How YouTube Took Over the World
It all started with a dick joke. Twenty years later, the colossal video-sharing site rivals TV networks, Hollywood and TikTok — with no signs of slowing.
BY JESSE WILL
Some afternoon in the summer of 2010, I was standing in a dingy office building in New York’s Garment District, staring at the screen of an iMac and doing what hundreds, maybe thousands of others were also doing at that same exact moment: watching a video called “Yosemitebear Mountain Double Rainbow 1-8-10.” Despite the shaky footage, the wind noise and the pixelated video, Paul “Yosemitebear” Vasquez’s footage of a “full-on double rainbow all the way” stretching across the Sierra Nevada foothills, and his crying, cracking voice — “What does this mean?” — sucked me in.

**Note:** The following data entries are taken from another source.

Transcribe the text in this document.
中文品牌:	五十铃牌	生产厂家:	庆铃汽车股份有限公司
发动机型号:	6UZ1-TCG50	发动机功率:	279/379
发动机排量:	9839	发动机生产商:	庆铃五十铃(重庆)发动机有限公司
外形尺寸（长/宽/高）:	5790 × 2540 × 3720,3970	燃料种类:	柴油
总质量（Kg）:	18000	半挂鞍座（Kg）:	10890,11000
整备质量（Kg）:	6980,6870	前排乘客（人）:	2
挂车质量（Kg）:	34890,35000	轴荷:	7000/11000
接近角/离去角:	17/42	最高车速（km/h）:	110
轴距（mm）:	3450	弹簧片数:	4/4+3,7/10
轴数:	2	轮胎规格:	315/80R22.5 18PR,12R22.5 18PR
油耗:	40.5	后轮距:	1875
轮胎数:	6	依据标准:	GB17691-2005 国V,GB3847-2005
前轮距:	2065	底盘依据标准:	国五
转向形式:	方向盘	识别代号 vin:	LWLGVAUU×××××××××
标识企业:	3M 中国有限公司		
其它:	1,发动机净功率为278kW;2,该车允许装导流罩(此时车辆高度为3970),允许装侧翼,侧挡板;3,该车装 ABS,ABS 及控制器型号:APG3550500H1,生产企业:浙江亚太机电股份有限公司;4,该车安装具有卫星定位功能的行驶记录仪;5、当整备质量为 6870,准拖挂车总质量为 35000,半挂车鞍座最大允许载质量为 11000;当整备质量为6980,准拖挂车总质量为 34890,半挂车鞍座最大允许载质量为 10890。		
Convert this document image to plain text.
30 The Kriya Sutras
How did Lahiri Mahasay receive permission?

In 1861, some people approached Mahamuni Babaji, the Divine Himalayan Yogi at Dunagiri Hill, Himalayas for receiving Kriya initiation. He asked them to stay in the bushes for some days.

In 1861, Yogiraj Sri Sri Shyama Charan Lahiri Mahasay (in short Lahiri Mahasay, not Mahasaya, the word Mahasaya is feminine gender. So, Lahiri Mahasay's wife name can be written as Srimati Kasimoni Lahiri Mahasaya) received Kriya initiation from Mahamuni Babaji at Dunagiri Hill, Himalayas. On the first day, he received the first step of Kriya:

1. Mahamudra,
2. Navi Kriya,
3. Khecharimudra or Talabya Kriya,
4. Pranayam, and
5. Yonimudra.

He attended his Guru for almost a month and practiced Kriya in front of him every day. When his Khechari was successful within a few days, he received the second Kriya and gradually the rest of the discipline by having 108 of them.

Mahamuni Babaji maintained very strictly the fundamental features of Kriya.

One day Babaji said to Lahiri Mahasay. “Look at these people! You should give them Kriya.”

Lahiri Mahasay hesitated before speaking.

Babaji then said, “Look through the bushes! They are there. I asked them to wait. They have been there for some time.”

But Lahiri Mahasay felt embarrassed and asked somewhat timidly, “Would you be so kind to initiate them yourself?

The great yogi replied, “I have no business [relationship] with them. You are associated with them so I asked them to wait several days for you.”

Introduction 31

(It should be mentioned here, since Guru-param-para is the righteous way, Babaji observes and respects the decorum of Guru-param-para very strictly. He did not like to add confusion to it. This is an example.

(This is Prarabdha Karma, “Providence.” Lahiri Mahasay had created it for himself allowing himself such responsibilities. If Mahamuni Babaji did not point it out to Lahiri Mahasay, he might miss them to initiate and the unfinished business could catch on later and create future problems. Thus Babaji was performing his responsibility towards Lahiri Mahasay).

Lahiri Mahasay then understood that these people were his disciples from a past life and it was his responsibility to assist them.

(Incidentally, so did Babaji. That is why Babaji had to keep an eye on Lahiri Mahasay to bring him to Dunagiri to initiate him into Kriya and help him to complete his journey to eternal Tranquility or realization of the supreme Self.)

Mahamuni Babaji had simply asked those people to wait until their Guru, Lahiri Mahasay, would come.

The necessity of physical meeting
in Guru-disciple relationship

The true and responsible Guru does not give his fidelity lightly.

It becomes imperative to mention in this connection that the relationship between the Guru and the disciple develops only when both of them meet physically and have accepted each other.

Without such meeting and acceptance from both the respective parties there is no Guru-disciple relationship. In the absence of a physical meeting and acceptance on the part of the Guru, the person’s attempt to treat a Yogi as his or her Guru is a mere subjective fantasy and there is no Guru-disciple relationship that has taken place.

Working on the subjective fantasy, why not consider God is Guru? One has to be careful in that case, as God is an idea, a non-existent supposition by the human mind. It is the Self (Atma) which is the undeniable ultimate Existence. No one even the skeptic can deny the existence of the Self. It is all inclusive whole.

Watching it now, the video, running over three minutes and now with 51 million views, seems almost interminable by today’s standards. (Back then, we had different attention spans.) In the office, we laughed at Yosemitebear, but I wanted to teleport off of that drab carpet and into the brush of a Mariposa County mountainside. The clip felt transcendent — something about the weirdness of being alive, seeing something extraordinary, yet overreacting to it — and sharing that with the world…it might have been peak YouTube.